Obama Portraits Revealed to Have Cost $500,000 as Criticism of Paintings Grows

Obama Portraits
National Portrait Gallery

Art critics appear to remain split over former first lady Michelle Obama's portrait.

The price tag for the portraits of President Obama and first lady Michelle Obama unveiled at The National Portrait Gallery Tuesday has been revealed as the paintings' critical reception remains mixed. 

The paintings cost $500,000 — and some believe Michelle Obama's portrait doesn't even look like her.

The New York Times art critic Holland Cotter says it "could be almost anyone's face" but The Guardian's Jonathan Jones called the painting "a modern-day Mona Lisa." 

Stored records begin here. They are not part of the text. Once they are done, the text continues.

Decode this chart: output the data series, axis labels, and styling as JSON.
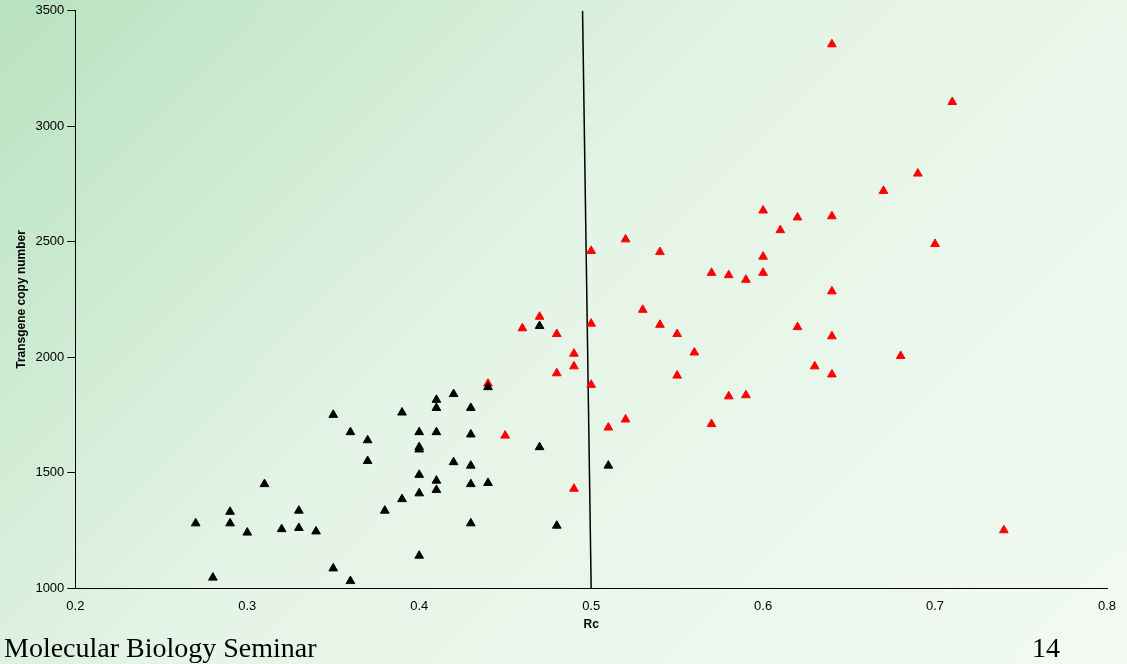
{
  "chart_data": {
    "type": "scatter",
    "xlabel": "Rc",
    "ylabel": "Transgene copy number",
    "xlim": [
      0.2,
      0.8
    ],
    "xticks": [
      0.2,
      0.3,
      0.4,
      0.5,
      0.6,
      0.7,
      0.8
    ],
    "ylim": [
      1000,
      3500
    ],
    "yticks": [
      1000,
      1500,
      2000,
      2500,
      3000,
      3500
    ],
    "grid": false,
    "legend": false,
    "marker": "triangle",
    "annotations": [
      "Molecular Biology Seminar",
      "14"
    ],
    "series": [
      {
        "type": "scatter",
        "color": "#000000",
        "x": [
          0.27,
          0.28,
          0.29,
          0.29,
          0.3,
          0.31,
          0.32,
          0.33,
          0.33,
          0.34,
          0.35,
          0.35,
          0.36,
          0.36,
          0.37,
          0.37,
          0.38,
          0.39,
          0.39,
          0.4,
          0.4,
          0.4,
          0.4,
          0.4,
          0.4,
          0.41,
          0.41,
          0.41,
          0.41,
          0.41,
          0.42,
          0.42,
          0.43,
          0.43,
          0.43,
          0.43,
          0.43,
          0.44,
          0.44,
          0.47,
          0.47,
          0.48,
          0.51
        ],
        "values": [
          1280,
          1045,
          1330,
          1280,
          1240,
          1450,
          1255,
          1335,
          1260,
          1245,
          1750,
          1085,
          1675,
          1030,
          1640,
          1550,
          1335,
          1760,
          1385,
          1675,
          1610,
          1600,
          1490,
          1410,
          1140,
          1815,
          1780,
          1675,
          1465,
          1425,
          1840,
          1545,
          1780,
          1665,
          1530,
          1450,
          1280,
          1870,
          1455,
          2135,
          1610,
          1270,
          1530
        ]
      },
      {
        "type": "scatter",
        "color": "#ff0000",
        "x": [
          0.44,
          0.45,
          0.46,
          0.47,
          0.48,
          0.48,
          0.49,
          0.49,
          0.49,
          0.5,
          0.5,
          0.5,
          0.51,
          0.52,
          0.52,
          0.53,
          0.54,
          0.54,
          0.55,
          0.55,
          0.56,
          0.57,
          0.57,
          0.58,
          0.58,
          0.59,
          0.59,
          0.6,
          0.6,
          0.6,
          0.61,
          0.62,
          0.62,
          0.63,
          0.64,
          0.64,
          0.64,
          0.64,
          0.64,
          0.67,
          0.68,
          0.69,
          0.7,
          0.71,
          0.74
        ],
        "values": [
          1885,
          1660,
          2125,
          2175,
          2100,
          1930,
          2015,
          1960,
          1430,
          2460,
          2145,
          1880,
          1695,
          2510,
          1730,
          2205,
          2455,
          2140,
          2100,
          1920,
          2020,
          2365,
          1710,
          2355,
          1830,
          2335,
          1835,
          2635,
          2435,
          2365,
          2550,
          2605,
          2130,
          1960,
          3355,
          2610,
          2285,
          2090,
          1925,
          2720,
          2005,
          2795,
          2490,
          3105,
          1250
        ]
      },
      {
        "type": "line",
        "color": "#000000",
        "marker": "none",
        "line_style": "solid",
        "x": [
          0.495,
          0.5
        ],
        "values": [
          3500,
          1000
        ]
      }
    ]
  }
}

President Obama perhaps foresaw the conversation that would be sparked by the paintings.

“The arts have always been central to the American experience. They provoke thought, challenge our assumptions, and shape how we define our narrative as a country,” he said at Monday's unveiling. 

It's also been revealed that the backdrop on the 44th president’s portrait — by artist Kehinde Wiley — is filled with symbolism of his upbringing. 

The jasmine flowers represent Hawaii, Obama's birthplace; chrysanthemums to symbolize Chicago, where he and his family lived before the White House; and African blue lilies to represent his Kenyan heritage. 

Dorothy Moss, the curator of painting and sculpture at the National Portrait Gallery, told The Washington Post that artist Amy Sherald, who painted Mrs. Obama’s portrait the way she did to highlight the importance of African-Americans. 

“She bent down and looked at them and said, ‘I painted this for you so that when you go to a museum you will see someone who looks like you on the wall,'" Moss recalled after seeing Sherald speak to young African-American girls at a gallery talk. 

The Obamas became the first presidential couple to be painted by African American artists. 

“To call this experience humbling would be an understatement,” President Obama said at the unveiling. "That’s because, as a former president, when you choose an artist to describe your likeness, you have the opportunity to shape, quite literally, how someone sees the office of the American presidency. And how they might see themselves in that presidency."